PNY GeForce RTX 2080 Ti Leak Confirms Beefy 4352 CUDA Cores, Preorder Pricing

Despite the fact that NVIDIA has kept tight-lipped about its upcoming Turing-based GeForce graphics cards, it really does seem like the worst-kept secret by this point. More information is starting to trickle out, and unfortunately for NVIDIA, its own partners are doing that leaking.

Today, we learn of the specs of the so-called GeForce RTX 2080 Ti - notice the "RTX" there in place of "GTX". If it proves true, and it seems more and more likely that it is, then the GTX name is gone - at least in the high-end. At the professional graphics conference SIGGRAPH, which took place in Vancouver last week, NVIDIA claimed that RTX was the most monumental shift in graphics since the introduction of CUDA over ten years ago. That's easier to believe when the gaming cards also see RTX reflected in their name - above the gaming-inspired GTX.

PNY GeForce RTX 2080 Ti

Thanks to PNY, we have some specs to chew on until the final announcement. On a product page that has since been removed, a GTX 2080 Ti is revealed to have 4352 CUDA cores based on Turing, which by itself is a gain of 512 cores beyond last-gen's top-end Pascal-based TITAN Xp. For another comparison, the 1080 Ti bundled in 3584 CUDA cores, giving the RTX 2080 Ti a ~20% gain in cores alone.

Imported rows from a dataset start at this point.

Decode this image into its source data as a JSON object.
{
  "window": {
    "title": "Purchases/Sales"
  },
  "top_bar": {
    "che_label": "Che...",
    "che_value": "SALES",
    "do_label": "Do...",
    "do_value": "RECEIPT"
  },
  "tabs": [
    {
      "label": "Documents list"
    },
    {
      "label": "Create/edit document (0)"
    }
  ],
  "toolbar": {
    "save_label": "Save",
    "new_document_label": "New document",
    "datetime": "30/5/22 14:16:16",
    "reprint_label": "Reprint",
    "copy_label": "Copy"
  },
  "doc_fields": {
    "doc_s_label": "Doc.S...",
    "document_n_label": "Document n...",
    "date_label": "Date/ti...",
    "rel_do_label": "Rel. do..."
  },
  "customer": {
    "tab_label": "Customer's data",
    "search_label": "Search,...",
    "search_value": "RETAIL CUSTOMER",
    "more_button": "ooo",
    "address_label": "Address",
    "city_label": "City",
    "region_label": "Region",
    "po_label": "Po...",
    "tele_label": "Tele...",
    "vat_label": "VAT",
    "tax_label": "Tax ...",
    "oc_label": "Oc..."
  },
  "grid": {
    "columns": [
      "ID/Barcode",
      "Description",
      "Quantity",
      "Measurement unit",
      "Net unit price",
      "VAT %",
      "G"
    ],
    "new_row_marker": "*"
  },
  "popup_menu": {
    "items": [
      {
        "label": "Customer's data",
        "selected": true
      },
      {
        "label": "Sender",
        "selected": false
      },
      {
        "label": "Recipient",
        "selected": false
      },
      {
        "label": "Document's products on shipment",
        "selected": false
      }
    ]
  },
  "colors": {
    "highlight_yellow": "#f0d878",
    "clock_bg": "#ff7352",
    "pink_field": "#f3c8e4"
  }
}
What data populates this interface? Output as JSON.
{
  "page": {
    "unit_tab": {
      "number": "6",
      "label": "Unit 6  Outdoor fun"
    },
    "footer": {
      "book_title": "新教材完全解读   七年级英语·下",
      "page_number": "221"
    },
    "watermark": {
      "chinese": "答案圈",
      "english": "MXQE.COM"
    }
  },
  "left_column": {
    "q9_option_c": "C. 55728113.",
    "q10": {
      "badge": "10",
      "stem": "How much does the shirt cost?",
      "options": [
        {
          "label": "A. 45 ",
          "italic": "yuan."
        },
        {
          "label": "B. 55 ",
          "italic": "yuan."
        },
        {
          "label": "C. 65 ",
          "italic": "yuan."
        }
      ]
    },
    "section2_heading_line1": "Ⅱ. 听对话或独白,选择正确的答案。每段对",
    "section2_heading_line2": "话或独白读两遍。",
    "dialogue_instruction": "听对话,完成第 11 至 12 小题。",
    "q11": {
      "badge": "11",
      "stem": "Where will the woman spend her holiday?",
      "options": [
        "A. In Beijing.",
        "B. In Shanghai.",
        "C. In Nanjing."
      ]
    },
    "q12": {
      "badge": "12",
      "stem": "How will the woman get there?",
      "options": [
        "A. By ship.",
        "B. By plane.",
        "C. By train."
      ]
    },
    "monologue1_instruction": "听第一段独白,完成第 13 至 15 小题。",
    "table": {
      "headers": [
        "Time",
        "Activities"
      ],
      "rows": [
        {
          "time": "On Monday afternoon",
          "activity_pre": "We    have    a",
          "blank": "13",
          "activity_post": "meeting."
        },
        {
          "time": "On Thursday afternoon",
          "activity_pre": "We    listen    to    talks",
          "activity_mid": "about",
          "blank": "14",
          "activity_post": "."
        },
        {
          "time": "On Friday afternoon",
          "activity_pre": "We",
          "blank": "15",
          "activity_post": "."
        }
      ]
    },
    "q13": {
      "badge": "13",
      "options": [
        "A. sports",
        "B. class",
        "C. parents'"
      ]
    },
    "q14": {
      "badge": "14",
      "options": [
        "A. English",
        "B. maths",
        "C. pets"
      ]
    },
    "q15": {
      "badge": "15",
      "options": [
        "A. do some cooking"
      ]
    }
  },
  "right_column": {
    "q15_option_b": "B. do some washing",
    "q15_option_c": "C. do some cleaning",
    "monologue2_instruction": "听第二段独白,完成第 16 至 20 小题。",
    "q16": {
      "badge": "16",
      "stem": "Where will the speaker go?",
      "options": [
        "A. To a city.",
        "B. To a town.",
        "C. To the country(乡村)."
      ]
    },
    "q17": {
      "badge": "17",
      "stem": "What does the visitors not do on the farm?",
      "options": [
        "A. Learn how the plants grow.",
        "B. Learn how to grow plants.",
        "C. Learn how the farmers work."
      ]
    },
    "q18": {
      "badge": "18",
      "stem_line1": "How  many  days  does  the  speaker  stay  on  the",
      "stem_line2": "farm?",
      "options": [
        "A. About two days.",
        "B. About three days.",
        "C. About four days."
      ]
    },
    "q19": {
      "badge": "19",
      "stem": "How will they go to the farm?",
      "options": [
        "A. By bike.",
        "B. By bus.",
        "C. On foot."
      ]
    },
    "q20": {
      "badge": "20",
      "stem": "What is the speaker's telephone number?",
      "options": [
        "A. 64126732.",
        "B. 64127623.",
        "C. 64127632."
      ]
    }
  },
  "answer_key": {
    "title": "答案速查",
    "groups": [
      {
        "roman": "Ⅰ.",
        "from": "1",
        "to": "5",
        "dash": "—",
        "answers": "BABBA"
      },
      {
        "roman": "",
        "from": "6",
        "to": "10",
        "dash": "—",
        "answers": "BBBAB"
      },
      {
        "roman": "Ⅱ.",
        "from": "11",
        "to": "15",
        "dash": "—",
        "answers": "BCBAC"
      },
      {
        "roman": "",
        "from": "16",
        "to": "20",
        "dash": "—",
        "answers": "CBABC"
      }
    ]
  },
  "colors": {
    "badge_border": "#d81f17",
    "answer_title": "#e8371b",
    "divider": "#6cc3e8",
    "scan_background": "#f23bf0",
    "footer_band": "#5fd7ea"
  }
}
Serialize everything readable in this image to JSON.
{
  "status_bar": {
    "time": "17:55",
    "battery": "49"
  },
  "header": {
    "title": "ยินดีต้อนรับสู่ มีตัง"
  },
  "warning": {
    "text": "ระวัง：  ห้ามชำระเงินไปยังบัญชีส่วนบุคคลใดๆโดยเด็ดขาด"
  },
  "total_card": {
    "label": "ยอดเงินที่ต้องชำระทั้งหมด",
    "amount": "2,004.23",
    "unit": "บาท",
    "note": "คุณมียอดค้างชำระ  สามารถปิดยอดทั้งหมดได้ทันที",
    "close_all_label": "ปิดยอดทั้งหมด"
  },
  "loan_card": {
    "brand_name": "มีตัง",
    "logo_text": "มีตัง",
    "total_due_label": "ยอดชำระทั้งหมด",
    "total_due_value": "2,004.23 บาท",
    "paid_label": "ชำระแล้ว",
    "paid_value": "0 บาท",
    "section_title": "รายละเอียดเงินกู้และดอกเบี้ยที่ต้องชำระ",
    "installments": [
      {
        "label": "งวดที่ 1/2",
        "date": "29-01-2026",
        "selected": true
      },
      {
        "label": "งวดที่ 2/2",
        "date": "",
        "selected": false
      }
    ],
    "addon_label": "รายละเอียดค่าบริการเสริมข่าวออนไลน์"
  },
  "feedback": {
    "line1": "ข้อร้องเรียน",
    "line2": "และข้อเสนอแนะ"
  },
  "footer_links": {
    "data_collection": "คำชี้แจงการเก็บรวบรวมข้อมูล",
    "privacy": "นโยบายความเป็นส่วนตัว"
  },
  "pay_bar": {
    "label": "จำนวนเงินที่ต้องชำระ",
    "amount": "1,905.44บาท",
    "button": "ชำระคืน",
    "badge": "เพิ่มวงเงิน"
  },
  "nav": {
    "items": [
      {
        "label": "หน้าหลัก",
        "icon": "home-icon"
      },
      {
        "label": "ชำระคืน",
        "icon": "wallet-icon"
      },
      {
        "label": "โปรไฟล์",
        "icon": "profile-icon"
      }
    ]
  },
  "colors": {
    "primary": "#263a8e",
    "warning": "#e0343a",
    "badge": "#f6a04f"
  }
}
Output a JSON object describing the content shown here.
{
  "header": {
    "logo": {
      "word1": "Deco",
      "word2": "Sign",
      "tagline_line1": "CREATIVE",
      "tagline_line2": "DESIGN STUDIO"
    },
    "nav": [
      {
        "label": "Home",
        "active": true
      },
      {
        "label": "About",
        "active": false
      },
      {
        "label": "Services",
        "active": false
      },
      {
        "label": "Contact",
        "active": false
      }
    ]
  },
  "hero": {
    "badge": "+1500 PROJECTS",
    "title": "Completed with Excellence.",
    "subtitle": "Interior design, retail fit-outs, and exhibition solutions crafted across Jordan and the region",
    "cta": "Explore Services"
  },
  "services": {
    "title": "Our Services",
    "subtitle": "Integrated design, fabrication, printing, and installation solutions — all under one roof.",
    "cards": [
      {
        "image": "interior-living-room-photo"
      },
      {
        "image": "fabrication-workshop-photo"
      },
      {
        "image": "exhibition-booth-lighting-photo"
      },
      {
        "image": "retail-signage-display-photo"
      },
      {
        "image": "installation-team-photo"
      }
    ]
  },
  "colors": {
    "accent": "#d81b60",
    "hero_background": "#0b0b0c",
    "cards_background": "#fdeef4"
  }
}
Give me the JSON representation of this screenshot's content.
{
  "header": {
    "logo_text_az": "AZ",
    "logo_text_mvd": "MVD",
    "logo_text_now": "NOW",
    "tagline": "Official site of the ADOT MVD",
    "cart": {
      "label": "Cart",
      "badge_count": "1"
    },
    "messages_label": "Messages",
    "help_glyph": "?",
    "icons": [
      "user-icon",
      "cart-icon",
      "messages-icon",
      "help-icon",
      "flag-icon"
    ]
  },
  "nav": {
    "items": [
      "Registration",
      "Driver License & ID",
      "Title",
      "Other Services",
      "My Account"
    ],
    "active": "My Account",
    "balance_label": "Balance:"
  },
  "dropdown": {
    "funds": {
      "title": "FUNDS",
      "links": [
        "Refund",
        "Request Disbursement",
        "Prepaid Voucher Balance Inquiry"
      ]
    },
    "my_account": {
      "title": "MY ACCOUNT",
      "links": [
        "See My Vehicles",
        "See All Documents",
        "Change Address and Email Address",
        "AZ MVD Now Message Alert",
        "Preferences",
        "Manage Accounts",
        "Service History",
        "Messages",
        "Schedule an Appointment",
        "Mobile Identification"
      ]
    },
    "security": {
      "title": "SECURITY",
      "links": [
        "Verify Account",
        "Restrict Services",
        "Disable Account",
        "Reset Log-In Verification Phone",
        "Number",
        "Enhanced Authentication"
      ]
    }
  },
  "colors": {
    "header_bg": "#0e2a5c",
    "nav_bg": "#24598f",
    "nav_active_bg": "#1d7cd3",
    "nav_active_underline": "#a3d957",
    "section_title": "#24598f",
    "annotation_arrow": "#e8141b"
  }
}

Of course, Turing isn't just about raw gains in single-precision performance; it's also set to light ray tracing workloads on fire with "Real-Time Ray Tracing" support. While the RTX moniker itself leaves no secret about a feature on these cards, this is "confirmation" that the gaming cards will have it as a focus, as well. That means that hopefully, NVIDIA will have the support of game developers to talk about how they'll be supporting the technology.

PNY 2080 Ti 1

PNY 2080 Ti 2

Also worth noting is the fact that the RTX 2080 Ti has 11GB of memory, just like the 1080 Ti, although that memory has been upgraded from GDDR5X up to GDDR6. This marks another generation where NVIDIA skipped over HBM on the gaming side. If another spec is to be believed, that new memory makes a considerable difference: 1080 Ti clocked in at 484GB/s on the memory, whereas PNY claims that the 2080 Ti pushes things to 616GB/s (TITAN Xp was 547GB/s).

There's one more juicy takeaway to... take away. That's that SLI does in fact seem to be dead - to be replaced with NVLink. On the desktop. NVLink has been an enterprise feature up to this point, to be paired up with $500 bridges, so let's hope NVIDIA has a much cost-friendlier gaming variant coming. Speaking of pricing - the leaked page also shows a $1,000 price tag for the Ti, and $800 for the non-Ti. That of course is higher than the generation we're leaving, so if it holds true, it'll be interesting to learn about NVIDIA's justification for it.

As we've covered before, NVIDIA will be unveiling its next GeForce adventure in Cologne, Germany, at the massive Gamescom event. After a lot of waiting, we're finally on the cusp of some brand-new gaming GPUs from the green team. Gamescom is going to be very interesting, to say the least! And that's ignoring the onslaught of game previews we'll be seeing as well!